Subsequently, Mary became a focus for Catholic plots, including the ‘Ridolfi plot’ and the ‘Babington Plot’, which were, allegedly, aimed at making her Queen through the assassination of Elizabeth. In addition, there had been the ‘evidence’ of the ‘Casket Letters’ and what the Catholic Encyclopaedia calls “a thousand filthy charges …embodied in Buchanan’s ‘Detectio’”. Elizabeth’s Ministers demanded Mary’s execution, with provocative words; “so long as there is life in her, there is hope; so as they live in hope, we live in fear.” Nineteen years after she was brought into captivity, “Mary Stuart, commonly called Queen of Scotland” was beheaded at Fotheringay Castle, in Northamptonshire, on the 8th of February, 1587.

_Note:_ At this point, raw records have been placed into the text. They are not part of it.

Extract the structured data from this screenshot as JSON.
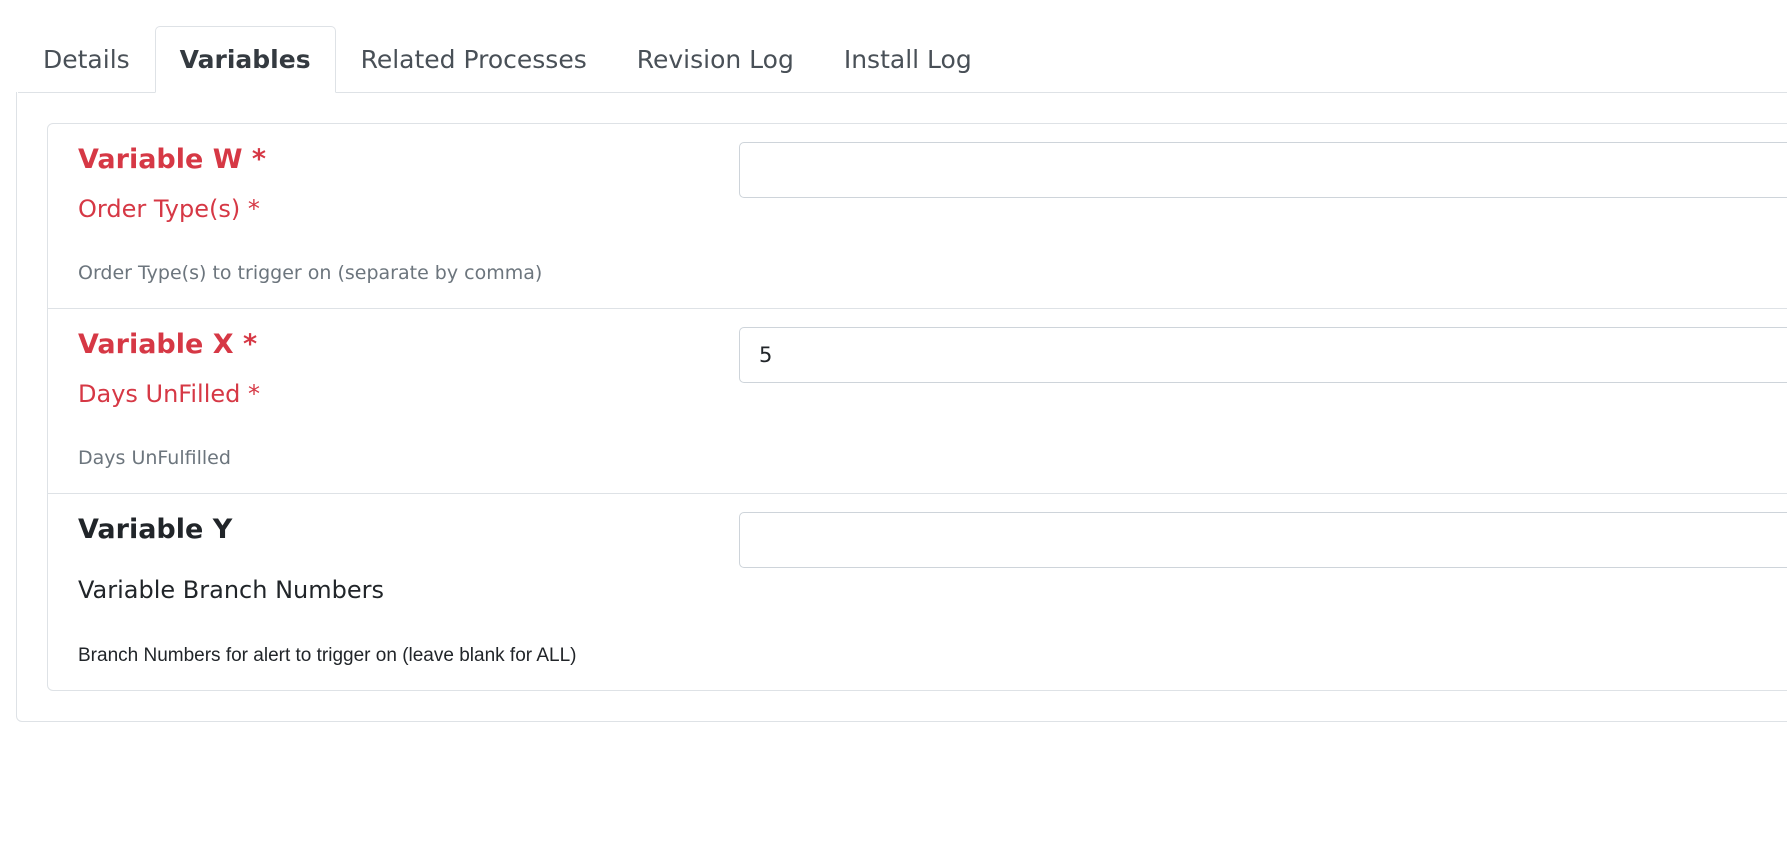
{
  "tabs": [
    {
      "label": "Details",
      "active": false
    },
    {
      "label": "Variables",
      "active": true
    },
    {
      "label": "Related Processes",
      "active": false
    },
    {
      "label": "Revision Log",
      "active": false
    },
    {
      "label": "Install Log",
      "active": false
    }
  ],
  "variables": [
    {
      "title": "Variable W *",
      "subtitle": "Order Type(s) *",
      "help": "Order Type(s) to trigger on (separate by comma)",
      "value": "",
      "required": true
    },
    {
      "title": "Variable X *",
      "subtitle": "Days UnFilled *",
      "help": "Days UnFulfilled",
      "value": "5",
      "required": true
    },
    {
      "title": "Variable Y",
      "subtitle": "Variable Branch Numbers",
      "help": "Branch Numbers for alert to trigger on (leave blank for ALL)",
      "value": "",
      "required": false
    }
  ],
  "colors": {
    "required": "#d63845",
    "help_text": "#6c757d",
    "border": "#dee2e6",
    "input_border": "#ced4da"
  }
}
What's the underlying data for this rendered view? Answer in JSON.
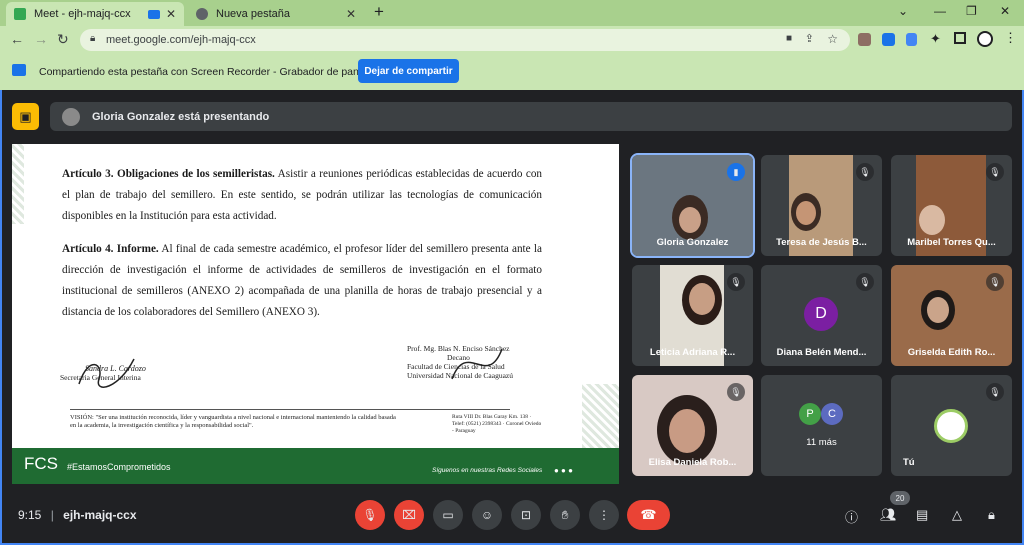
{
  "browser": {
    "tabs": [
      {
        "title": "Meet - ejh-majq-ccx"
      },
      {
        "title": "Nueva pestaña"
      }
    ],
    "new_tab": "+",
    "url": "meet.google.com/ejh-majq-ccx"
  },
  "share_banner": {
    "text": "Compartiendo esta pestaña con Screen Recorder - Grabador de pantalla",
    "button": "Dejar de compartir"
  },
  "presenter_bar": {
    "text": "Gloria Gonzalez está presentando"
  },
  "slide": {
    "art3_title": "Artículo 3. Obligaciones de los semilleristas.",
    "art3_body": " Asistir a reuniones periódicas establecidas de acuerdo con el plan de trabajo del semillero. En este sentido, se podrán utilizar las tecnologías de comunicación disponibles en la Institución para esta actividad.",
    "art4_title": "Artículo 4. Informe.",
    "art4_body": " Al final de cada semestre académico, el profesor líder del semillero presenta ante la dirección de investigación el informe de actividades de semilleros de investigación en el formato institucional de semilleros (ANEXO 2) acompañada de una planilla de horas de trabajo presencial y a distancia de los colaboradores del Semillero (ANEXO 3).",
    "sig_left_name": "Sandra L. Cardozo",
    "sig_left_role": "Secretaria General Interina",
    "sig_right_name": "Prof. Mg. Blas N. Enciso Sánchez",
    "sig_right_role1": "Decano",
    "sig_right_role2": "Facultad de Ciencias de la Salud",
    "sig_right_role3": "Universidad Nacional de Caaguazú",
    "vision": "VISIÓN: \"Ser una institución reconocida, líder y vanguardista a nivel nacional e internacional manteniendo la calidad basada en la academia, la investigación científica y la responsabilidad social\".",
    "contact": "Ruta VIII Dr. Blas Garay Km. 138 · Telef: (0521) 2398343 · Coronel Oviedo - Paraguay",
    "brand": "FCS",
    "hashtag": "#EstamosComprometidos",
    "social": "Síguenos en nuestras Redes Sociales"
  },
  "participants": [
    {
      "name": "Gloria Gonzalez",
      "speaking": true
    },
    {
      "name": "Teresa de Jesús B..."
    },
    {
      "name": "Maribel Torres Qu..."
    },
    {
      "name": "Leticia Adriana R..."
    },
    {
      "name": "Diana Belén Mend...",
      "initial": "D"
    },
    {
      "name": "Griselda Edith Ro..."
    },
    {
      "name": "Elisa Daniela Rob..."
    },
    {
      "name": "11 más",
      "initials": [
        "P",
        "C"
      ]
    },
    {
      "name": "Tú"
    }
  ],
  "bottom_bar": {
    "time": "9:15",
    "separator": "|",
    "meeting_code": "ejh-majq-ccx",
    "participant_count": "20"
  },
  "colors": {
    "accent": "#1a73e8",
    "danger": "#ea4335",
    "chrome_green": "#a8d08d",
    "slide_green": "#1f6b32"
  }
}
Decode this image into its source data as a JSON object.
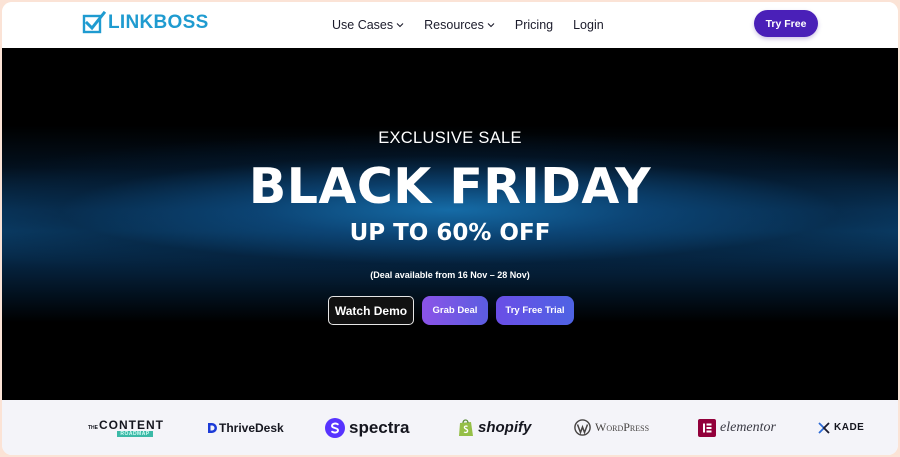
{
  "header": {
    "logo_text": "LINKBOSS",
    "nav": [
      {
        "label": "Use Cases",
        "has_dropdown": true
      },
      {
        "label": "Resources",
        "has_dropdown": true
      },
      {
        "label": "Pricing",
        "has_dropdown": false
      },
      {
        "label": "Login",
        "has_dropdown": false
      }
    ],
    "cta_label": "Try Free"
  },
  "hero": {
    "eyebrow": "EXCLUSIVE SALE",
    "headline": "BLACK FRIDAY",
    "subhead": "UP TO 60% OFF",
    "deal_note": "(Deal available from 16 Nov – 28 Nov)",
    "buttons": {
      "watch_demo": "Watch Demo",
      "grab_deal": "Grab Deal",
      "try_free_trial": "Try Free Trial"
    }
  },
  "brands": {
    "content": {
      "top": "THE",
      "main": "CONTENT",
      "sub": "ROADMAP"
    },
    "thrivedesk": "ThriveDesk",
    "spectra": "spectra",
    "shopify": "shopify",
    "wordpress": "WordPress",
    "elementor": "elementor",
    "kadence": "KADE"
  },
  "colors": {
    "brand_blue": "#1f9bd0",
    "cta_purple": "#4a20b8",
    "hero_glow": "#0b416d",
    "button_gradient_start": "#8b53e8",
    "button_gradient_end": "#5b5de0"
  }
}
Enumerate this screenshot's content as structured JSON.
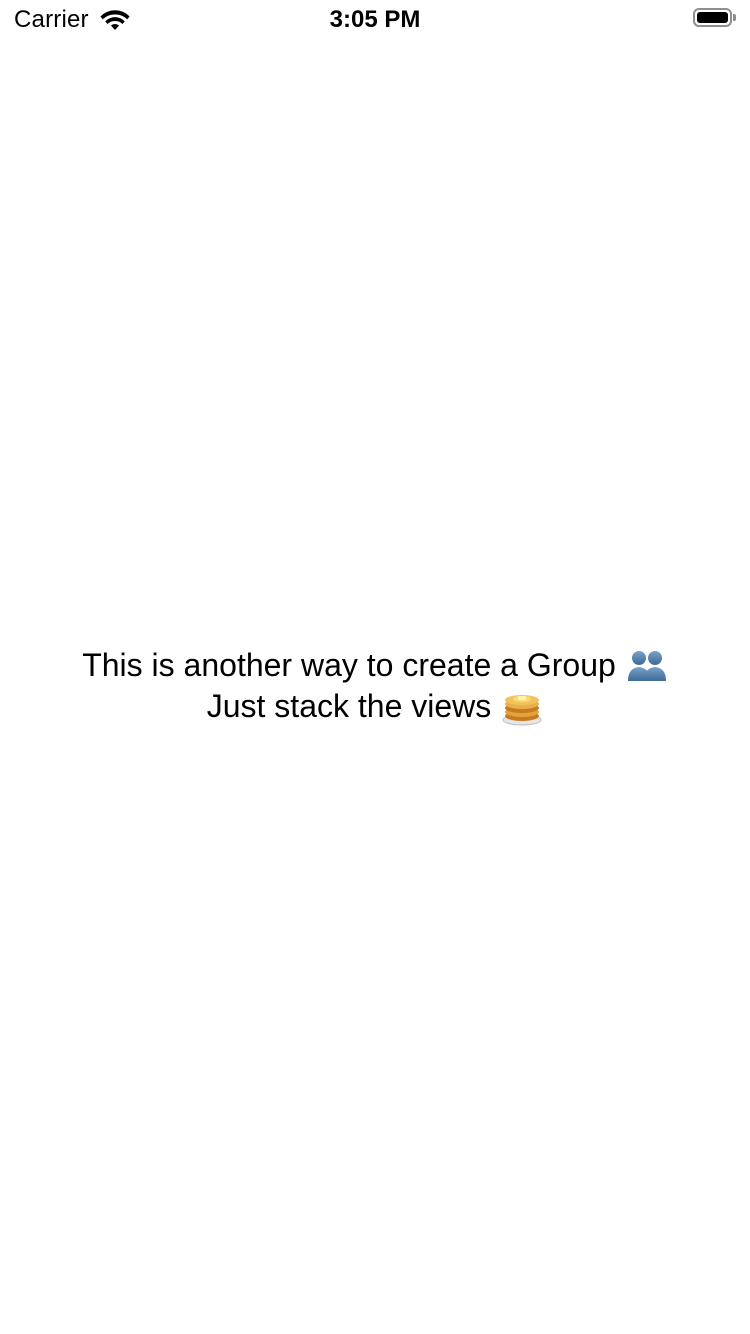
{
  "status_bar": {
    "carrier": "Carrier",
    "time": "3:05 PM",
    "wifi_icon": "wifi-icon",
    "battery_icon": "battery-icon",
    "battery_level": 1.0
  },
  "content": {
    "line1": {
      "text": "This is another way to create a Group",
      "emoji": "busts-in-silhouette-icon"
    },
    "line2": {
      "text": "Just stack the views",
      "emoji": "pancakes-icon"
    }
  },
  "colors": {
    "background": "#ffffff",
    "text": "#000000",
    "battery_outline": "#8e8e93",
    "group_emoji": "#4a7aa8",
    "pancake": "#e8a93a"
  }
}
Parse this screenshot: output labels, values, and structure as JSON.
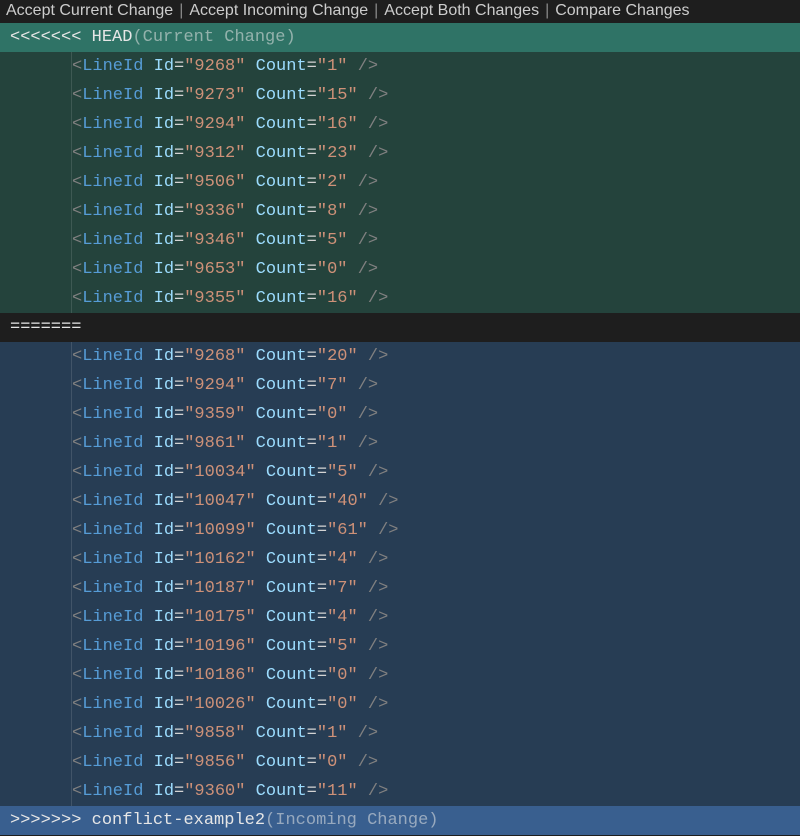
{
  "codelens": {
    "accept_current": "Accept Current Change",
    "accept_incoming": "Accept Incoming Change",
    "accept_both": "Accept Both Changes",
    "compare": "Compare Changes",
    "separator": "|"
  },
  "conflict": {
    "head_marker": "<<<<<<< ",
    "head_branch": "HEAD",
    "head_hint": "(Current Change)",
    "separator": "=======",
    "tail_marker": ">>>>>>> ",
    "tail_branch": "conflict-example2",
    "tail_hint": "(Incoming Change)"
  },
  "xml": {
    "tag": "LineId",
    "attr_id": "Id",
    "attr_count": "Count"
  },
  "current_rows": [
    {
      "id": "9268",
      "count": "1"
    },
    {
      "id": "9273",
      "count": "15"
    },
    {
      "id": "9294",
      "count": "16"
    },
    {
      "id": "9312",
      "count": "23"
    },
    {
      "id": "9506",
      "count": "2"
    },
    {
      "id": "9336",
      "count": "8"
    },
    {
      "id": "9346",
      "count": "5"
    },
    {
      "id": "9653",
      "count": "0"
    },
    {
      "id": "9355",
      "count": "16"
    }
  ],
  "incoming_rows": [
    {
      "id": "9268",
      "count": "20"
    },
    {
      "id": "9294",
      "count": "7"
    },
    {
      "id": "9359",
      "count": "0"
    },
    {
      "id": "9861",
      "count": "1"
    },
    {
      "id": "10034",
      "count": "5"
    },
    {
      "id": "10047",
      "count": "40"
    },
    {
      "id": "10099",
      "count": "61"
    },
    {
      "id": "10162",
      "count": "4"
    },
    {
      "id": "10187",
      "count": "7"
    },
    {
      "id": "10175",
      "count": "4"
    },
    {
      "id": "10196",
      "count": "5"
    },
    {
      "id": "10186",
      "count": "0"
    },
    {
      "id": "10026",
      "count": "0"
    },
    {
      "id": "9858",
      "count": "1"
    },
    {
      "id": "9856",
      "count": "0"
    },
    {
      "id": "9360",
      "count": "11"
    }
  ]
}
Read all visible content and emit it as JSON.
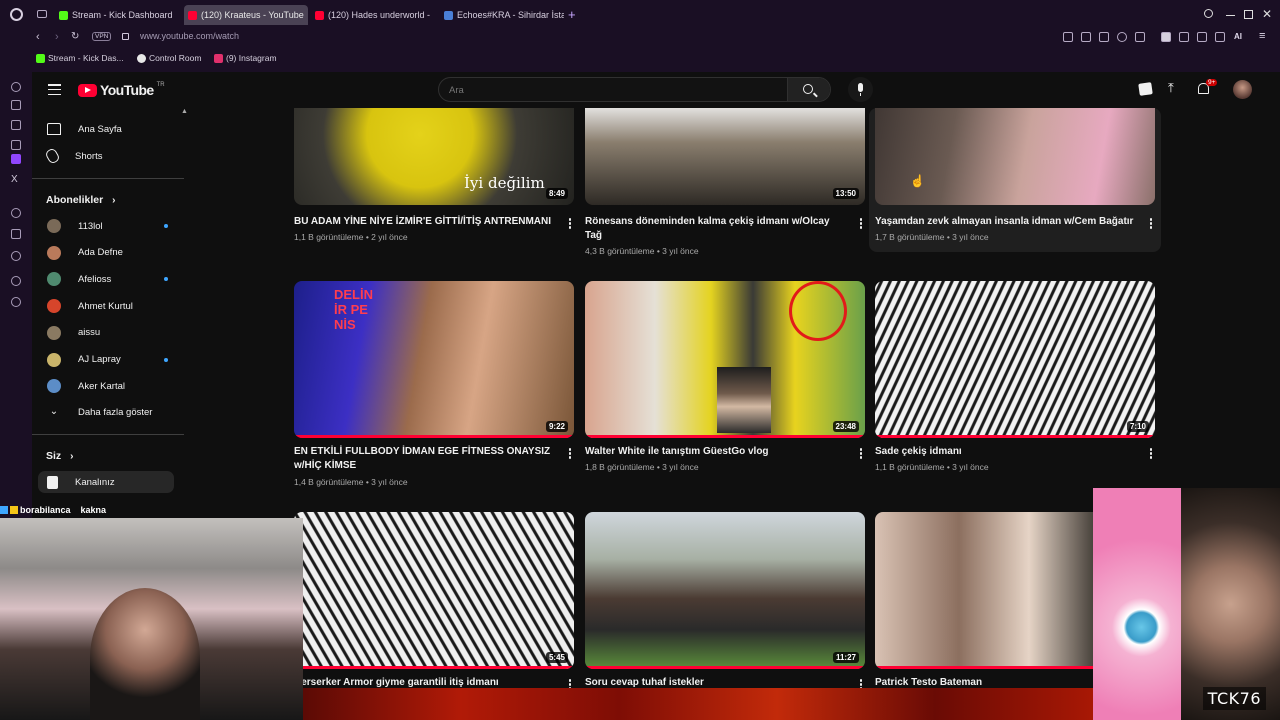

In her last ever letter, written at two o’clock in the morning, six hours before her execution, Mary wrote to her brother-in-law, Henry III of France. She wrote, “I scorn death and vow that I meet it innocent of any crime… The Catholic faith and the assertion of my God-given right to the English crown are the two issues on which I am condemned, and yet I am not allowed to say that it is for the Catholic religion that I die, but for fear of interference with theirs.” Robert Wynkfielde’s first-hand account of her execution describes Mary groping for the block, over which she placed her chin “with both her hands, which, holding there still, had been cut off had they not been espied.” It took two strokes of the executioner’s ace to administer the sentence, but even then “one little gristle” had to be sawn through before Mary’s head was fully severed from her body. It was then held up to view and, to the astonishment of the assembly, it was apparent that the former raven haired beauty had been entirely grey.
Mary’s wee dog that had accompanied her to her death hidden under her skirts, was then espied and had to be separated from his mistress by force. He had lain “between her head and her shoulders” and as they were “imbrued with her blood” the dog had to be taken away and washed. Mary’s body was taken away and buried in Peterborough Cathedral. Much later, in 1612, no doubt suffering from a wee bit of remorse at not having done anything to save his mother’s life, her son, James VI & I, had her body exhumed and placed in the vault of the Chapel of King Henry VII, in Westminster Abbey.